Dual Formulations, Demos, Plans
This week was a little short on work thanks to a Vegas trip last weekend and Bats Day up in Disneyland this weekend. But I did get a little done. I finished a SDP formulation of the sparse CCA dual. I'm fairly certain it's correct, however its formulation ultimately leads to some problems in recovering the canonical correlation directions. I have emailed my advisor, Gert, about this and await his reply soon. (Note: I wanna look at formulating some of the quadratic constraints using the Schur complement instead of the straightforward method I used.)
I started a little matlab demo of CCA do get some more intuition about the technique. I think I have a logical bug in my code cause my canonical directions seem to be exactly 90 degrees off from what they should be. I'll poke around that a little bit more tomorrow on that.

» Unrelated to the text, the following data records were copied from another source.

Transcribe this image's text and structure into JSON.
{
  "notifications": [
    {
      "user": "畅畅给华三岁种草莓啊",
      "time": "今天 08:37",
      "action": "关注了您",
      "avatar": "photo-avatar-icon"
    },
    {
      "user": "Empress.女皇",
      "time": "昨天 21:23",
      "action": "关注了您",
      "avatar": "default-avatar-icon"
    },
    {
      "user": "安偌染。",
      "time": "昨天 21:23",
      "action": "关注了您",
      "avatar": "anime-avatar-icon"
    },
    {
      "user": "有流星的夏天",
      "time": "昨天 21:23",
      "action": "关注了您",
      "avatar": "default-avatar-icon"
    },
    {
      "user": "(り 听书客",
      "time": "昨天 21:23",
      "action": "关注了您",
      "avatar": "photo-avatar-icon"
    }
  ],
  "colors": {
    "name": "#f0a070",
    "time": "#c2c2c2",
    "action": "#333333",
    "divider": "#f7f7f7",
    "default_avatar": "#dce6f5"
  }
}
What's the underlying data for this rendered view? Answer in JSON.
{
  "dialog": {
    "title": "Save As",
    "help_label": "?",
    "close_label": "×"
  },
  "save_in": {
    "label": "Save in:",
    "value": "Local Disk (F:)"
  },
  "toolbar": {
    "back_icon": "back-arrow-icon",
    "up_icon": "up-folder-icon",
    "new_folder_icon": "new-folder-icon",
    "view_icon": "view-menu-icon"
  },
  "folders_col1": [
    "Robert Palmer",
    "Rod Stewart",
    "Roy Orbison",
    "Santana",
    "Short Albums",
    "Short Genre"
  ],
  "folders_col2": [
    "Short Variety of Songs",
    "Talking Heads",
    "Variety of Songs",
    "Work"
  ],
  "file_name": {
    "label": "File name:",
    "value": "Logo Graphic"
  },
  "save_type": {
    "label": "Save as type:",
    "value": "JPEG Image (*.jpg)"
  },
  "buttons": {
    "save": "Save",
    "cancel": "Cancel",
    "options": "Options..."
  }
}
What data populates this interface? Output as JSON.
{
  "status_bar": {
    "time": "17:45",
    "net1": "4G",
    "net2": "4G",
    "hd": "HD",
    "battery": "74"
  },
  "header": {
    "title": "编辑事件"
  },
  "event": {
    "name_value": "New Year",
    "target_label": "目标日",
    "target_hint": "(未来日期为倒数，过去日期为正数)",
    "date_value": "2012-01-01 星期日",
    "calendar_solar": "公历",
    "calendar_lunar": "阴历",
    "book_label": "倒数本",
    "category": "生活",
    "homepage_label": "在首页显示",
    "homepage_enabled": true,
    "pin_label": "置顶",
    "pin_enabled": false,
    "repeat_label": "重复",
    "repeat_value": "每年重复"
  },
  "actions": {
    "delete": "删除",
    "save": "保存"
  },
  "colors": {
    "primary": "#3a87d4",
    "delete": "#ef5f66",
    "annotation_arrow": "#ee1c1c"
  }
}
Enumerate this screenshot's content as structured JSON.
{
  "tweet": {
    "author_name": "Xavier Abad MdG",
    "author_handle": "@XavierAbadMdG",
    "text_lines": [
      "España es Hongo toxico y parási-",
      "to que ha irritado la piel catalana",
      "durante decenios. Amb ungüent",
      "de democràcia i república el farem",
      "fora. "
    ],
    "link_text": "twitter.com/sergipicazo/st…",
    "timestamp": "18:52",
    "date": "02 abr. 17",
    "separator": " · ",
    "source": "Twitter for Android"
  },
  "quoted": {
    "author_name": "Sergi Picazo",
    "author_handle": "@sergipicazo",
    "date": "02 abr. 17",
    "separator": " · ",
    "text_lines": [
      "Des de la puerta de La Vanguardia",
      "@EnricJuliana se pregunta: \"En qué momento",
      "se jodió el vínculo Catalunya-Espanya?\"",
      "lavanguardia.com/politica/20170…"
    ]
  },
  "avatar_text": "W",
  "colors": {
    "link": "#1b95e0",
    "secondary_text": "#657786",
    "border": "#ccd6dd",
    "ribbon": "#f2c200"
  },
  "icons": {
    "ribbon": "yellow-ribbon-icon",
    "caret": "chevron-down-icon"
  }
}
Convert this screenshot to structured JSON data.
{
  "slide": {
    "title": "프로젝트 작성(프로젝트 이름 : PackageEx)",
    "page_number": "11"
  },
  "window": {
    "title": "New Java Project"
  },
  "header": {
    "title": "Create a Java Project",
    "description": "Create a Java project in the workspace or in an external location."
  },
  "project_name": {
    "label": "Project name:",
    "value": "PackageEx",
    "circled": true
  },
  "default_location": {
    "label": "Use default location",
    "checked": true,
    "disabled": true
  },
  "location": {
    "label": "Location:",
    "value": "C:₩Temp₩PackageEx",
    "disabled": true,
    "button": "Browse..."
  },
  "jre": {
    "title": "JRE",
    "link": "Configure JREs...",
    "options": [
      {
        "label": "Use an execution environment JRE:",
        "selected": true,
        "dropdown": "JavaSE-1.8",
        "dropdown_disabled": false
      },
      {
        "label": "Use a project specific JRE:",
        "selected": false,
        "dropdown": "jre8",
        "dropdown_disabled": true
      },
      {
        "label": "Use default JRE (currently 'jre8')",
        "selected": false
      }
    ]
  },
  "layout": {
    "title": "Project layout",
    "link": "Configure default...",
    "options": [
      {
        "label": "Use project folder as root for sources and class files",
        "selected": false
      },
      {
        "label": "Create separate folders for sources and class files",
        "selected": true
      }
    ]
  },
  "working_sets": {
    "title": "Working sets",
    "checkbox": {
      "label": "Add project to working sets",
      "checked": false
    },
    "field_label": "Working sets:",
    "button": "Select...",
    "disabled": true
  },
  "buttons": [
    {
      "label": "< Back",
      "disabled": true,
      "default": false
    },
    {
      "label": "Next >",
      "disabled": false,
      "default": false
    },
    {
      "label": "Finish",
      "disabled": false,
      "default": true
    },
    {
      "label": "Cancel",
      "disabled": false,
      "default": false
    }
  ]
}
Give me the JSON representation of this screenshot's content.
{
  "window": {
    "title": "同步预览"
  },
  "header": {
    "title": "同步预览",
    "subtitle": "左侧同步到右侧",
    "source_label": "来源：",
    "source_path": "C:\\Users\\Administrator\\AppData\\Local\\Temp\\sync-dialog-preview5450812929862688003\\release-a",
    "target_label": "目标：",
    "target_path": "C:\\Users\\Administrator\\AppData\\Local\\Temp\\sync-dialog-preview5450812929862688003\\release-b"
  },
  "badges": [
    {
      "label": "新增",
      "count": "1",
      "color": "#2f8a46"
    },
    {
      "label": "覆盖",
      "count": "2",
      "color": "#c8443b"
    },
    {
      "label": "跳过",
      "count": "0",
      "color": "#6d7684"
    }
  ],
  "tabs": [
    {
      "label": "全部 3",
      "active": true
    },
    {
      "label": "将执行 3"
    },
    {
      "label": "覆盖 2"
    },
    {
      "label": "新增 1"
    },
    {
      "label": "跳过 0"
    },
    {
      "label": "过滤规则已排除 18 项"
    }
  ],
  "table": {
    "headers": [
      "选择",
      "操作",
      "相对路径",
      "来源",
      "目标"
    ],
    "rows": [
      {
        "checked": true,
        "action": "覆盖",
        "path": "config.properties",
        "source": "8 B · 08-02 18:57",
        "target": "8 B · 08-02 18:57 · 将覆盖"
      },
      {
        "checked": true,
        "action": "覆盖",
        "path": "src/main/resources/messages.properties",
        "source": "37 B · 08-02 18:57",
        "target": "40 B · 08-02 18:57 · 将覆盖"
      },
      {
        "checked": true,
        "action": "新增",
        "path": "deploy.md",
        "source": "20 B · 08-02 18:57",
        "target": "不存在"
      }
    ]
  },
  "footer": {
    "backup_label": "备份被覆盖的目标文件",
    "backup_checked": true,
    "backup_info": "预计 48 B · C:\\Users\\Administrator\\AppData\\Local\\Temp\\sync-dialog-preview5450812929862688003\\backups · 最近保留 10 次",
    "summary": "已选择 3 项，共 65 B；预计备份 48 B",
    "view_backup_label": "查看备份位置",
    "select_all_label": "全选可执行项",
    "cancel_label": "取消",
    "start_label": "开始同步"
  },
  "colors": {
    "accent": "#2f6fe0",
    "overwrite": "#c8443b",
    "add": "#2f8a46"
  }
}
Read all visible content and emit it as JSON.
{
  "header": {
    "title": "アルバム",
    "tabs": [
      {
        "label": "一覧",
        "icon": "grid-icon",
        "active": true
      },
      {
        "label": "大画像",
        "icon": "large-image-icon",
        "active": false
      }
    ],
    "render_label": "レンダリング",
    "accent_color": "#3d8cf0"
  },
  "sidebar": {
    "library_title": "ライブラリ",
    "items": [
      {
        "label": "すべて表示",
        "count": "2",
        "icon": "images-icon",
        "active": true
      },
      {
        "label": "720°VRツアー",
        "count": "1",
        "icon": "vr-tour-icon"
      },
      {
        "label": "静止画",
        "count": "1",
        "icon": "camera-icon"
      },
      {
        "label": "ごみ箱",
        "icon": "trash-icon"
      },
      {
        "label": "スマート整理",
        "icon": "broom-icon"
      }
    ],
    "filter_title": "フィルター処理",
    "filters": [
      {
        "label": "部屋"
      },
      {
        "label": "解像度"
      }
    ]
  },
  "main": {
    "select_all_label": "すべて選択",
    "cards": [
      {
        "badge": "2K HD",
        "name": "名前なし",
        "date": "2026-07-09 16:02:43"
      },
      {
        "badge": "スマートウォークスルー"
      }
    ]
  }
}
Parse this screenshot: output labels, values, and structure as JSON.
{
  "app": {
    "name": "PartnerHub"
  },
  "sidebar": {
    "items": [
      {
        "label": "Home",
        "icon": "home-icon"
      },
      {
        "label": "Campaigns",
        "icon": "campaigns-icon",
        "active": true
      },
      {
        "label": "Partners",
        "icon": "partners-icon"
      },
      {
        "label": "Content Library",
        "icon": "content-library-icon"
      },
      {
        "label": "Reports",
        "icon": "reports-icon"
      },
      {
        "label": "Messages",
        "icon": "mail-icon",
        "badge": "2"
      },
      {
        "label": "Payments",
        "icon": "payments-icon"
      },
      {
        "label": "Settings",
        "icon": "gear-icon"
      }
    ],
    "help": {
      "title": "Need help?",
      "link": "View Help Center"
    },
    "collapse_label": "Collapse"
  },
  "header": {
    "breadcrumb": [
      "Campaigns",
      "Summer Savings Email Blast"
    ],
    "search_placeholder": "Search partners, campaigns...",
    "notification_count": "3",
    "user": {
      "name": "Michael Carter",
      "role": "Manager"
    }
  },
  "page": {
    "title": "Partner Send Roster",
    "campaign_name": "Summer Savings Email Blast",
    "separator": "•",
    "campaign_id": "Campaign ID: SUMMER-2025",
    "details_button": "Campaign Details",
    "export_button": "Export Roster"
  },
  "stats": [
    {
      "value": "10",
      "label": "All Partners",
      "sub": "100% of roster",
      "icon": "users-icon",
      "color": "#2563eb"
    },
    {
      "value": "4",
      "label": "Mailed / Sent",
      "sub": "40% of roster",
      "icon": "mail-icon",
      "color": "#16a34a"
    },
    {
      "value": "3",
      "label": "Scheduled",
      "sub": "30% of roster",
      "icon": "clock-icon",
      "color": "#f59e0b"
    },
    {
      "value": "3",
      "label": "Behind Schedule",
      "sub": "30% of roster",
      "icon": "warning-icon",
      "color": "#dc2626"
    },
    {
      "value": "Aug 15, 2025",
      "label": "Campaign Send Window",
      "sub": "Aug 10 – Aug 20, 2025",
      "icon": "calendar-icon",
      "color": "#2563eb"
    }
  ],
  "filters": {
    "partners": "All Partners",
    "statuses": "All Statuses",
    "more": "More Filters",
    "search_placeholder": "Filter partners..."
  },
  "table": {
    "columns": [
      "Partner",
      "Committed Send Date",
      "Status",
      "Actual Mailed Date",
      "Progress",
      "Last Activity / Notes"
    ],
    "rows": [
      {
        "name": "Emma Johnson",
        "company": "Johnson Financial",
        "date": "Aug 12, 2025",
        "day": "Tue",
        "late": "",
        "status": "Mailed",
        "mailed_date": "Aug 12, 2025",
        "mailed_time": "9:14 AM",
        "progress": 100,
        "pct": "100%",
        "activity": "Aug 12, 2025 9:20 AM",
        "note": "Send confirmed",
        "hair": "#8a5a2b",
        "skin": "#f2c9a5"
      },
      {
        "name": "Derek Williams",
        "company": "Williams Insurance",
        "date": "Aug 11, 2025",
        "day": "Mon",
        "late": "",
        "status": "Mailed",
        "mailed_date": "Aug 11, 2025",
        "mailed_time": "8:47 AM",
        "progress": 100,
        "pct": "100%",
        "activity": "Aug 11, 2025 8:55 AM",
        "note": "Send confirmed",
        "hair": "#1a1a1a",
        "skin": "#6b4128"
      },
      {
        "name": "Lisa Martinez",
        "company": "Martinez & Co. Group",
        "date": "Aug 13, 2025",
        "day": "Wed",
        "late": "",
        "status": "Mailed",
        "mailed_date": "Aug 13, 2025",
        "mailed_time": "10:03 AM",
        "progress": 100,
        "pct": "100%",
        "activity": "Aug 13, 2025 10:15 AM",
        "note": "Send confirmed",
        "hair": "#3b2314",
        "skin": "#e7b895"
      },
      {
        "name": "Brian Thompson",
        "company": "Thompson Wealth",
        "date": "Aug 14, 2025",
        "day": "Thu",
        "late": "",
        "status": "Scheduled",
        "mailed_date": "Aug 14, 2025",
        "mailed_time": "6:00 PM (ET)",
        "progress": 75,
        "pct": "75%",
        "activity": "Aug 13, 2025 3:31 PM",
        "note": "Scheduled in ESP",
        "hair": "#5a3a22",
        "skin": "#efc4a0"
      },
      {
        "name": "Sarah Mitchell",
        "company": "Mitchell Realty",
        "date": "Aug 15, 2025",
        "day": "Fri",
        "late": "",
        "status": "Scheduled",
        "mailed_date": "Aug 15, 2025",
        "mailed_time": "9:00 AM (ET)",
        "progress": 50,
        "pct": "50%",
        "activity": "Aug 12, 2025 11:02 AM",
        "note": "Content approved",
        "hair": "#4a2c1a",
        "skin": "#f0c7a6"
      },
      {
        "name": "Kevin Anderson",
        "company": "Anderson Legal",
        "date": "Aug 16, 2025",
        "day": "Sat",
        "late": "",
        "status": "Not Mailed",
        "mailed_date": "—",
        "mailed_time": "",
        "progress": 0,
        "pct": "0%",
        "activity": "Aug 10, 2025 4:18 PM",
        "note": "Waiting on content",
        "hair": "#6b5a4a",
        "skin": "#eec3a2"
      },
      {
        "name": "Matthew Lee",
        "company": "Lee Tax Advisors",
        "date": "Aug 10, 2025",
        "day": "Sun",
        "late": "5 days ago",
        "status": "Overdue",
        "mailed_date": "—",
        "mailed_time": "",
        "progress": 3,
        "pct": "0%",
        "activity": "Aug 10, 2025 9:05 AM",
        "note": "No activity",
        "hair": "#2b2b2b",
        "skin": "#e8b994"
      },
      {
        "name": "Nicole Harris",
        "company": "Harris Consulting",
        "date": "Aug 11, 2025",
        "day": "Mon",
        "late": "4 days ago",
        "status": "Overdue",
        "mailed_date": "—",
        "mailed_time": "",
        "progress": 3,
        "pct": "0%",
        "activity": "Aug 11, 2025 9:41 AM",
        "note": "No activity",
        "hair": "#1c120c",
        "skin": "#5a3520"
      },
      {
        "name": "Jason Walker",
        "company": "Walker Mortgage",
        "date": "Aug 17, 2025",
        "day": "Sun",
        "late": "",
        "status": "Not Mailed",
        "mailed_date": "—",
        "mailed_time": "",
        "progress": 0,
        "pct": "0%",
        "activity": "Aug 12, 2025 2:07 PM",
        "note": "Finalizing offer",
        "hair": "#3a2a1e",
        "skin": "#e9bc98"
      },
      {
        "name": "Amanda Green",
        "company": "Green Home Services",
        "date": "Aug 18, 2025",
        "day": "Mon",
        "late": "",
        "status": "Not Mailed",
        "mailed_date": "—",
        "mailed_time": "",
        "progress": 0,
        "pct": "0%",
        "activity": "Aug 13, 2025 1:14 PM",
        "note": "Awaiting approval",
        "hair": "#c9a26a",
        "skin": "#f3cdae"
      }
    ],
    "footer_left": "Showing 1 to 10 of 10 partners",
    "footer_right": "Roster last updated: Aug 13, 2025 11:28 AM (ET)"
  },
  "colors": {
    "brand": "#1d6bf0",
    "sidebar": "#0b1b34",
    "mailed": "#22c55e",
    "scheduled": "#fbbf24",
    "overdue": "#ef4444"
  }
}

As for the next steps in the project:
- As soon as I finished up this little demo (should only take another hour or two of playing around with it) I want to demo sparse CCA (sCCA), first on matlab, using matlab's QCQP or SDP solvers. I would like to play around with the primal and dual formulations to see how similar I can get the results to be. It will be a good sanity check that my dual formulation is correct. But like I said, there may be an issue regarding the recovery of the correlation directions.
- Once I'm done playing around in matlab land I may take a crack at using a standard mathematical solver, just to get acquainted with it. Using a solver written in a lower level language should outperform matlab in terms of speed.
- Next step is to run a sCCA test with the Audio-Text data set that will be the subject of the main experiment. I can take a few songs and text and see what output I can get. I don't expect to see any signal in these results. This step will serve mostly to cement the implementation details of the experiment.
- After the previous steps are done I should be ready to run the complete test on our test data. The faster I can get these babies going the better. With a little luck, early results could translate into a quick and dirty paper deadline at the end of the month.